To start, I never fit in particularly well at my elementary school. I was a little too much of a dreamer, with a little too much of a temper, and a little too much of a smart mouth (a trend I’ve noticed in the backstories of my other witch friends). I loved fantasy stories, but it broke my heart when my teachers told me that was how the Devil lured you in. It starts with fantasy stories with magic and swords and sorcery, and then BOOM you’re in Hell roasting over a bed of coals. Girls like me were supposed to be especially susceptible because we weren’t clever enough to see how the Devil entrapped you. Yeah, there’s a lot of baggage there that I’m not going to unpack right now.

But C.S. Lewis was allowed reading because he was a good Christian man. He had authority to write things, he knew what he was doing. And what he was doing was using a faun, Mr. Tumnus to introduce Lucy to Narnia. As the story progresses we’re introduced to centaurs, satyrs, fauns, naiads, dryads, and all sorts of nymphs. All the staples of myth and fantasy are there, fighting against the evils of the White Witch and then being accepted as full citizens of Narnia in the Golden Age. At the time, that kind of diversity was the hope I needed. If these mythical creatures can be accepted, then so can I. It also really firmed up my love of the mythical creatures, and inspired me to go on an adventure through the public library to find out all I could about them; I’ll get to where that led in a few days.

I recently designed a series of lesson plans that centered LWW. I read the whole book again to get a sense of how I would handle it, and I was really confronted with The Problem of Susan. I’ve always been drawn to Edmund and Susan, even as a child the darker and more complex characters appealed to me. As an adult, Edmund is still a favorite; but Susan. Susan is something more. She is a delightfully difficult character for a children’s series, it takes 4 books to start to get to the heart of her. And then she’s done dirty. Nylons and lipstick, indeed.

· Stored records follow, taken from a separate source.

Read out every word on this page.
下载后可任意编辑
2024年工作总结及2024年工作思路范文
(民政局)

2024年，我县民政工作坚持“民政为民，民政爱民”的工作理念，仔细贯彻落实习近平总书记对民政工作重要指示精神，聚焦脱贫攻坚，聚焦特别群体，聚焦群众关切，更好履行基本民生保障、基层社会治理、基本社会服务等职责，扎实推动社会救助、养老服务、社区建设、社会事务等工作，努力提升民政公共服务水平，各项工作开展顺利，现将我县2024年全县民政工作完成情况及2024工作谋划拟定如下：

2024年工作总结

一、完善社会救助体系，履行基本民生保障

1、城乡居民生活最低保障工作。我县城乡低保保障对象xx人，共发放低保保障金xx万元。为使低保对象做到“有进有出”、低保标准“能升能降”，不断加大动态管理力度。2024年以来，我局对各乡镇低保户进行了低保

C. S. Lewis admitted that Susan takes on a life of her own, a more adult life than what would fit in with the childlike wonder of Narnia. When a fan wrote to him, deeply concerned about Susan’s fate, he tells them ‘why don’t you try [writing a story for her]?’. As an adult woman and an adult witch, that resonates hard. Why don’t I try to write a story for the Problem of Susan? And while I’m at it, why don’t I write a story for the Problem of Me? I can do that now. I can write that story. I can make my own magic. The Problem of Susan and the Problem of Me don’t have to be problems. They can be initiations into Greater Mysteries, we just sometimes have to be reminded of it.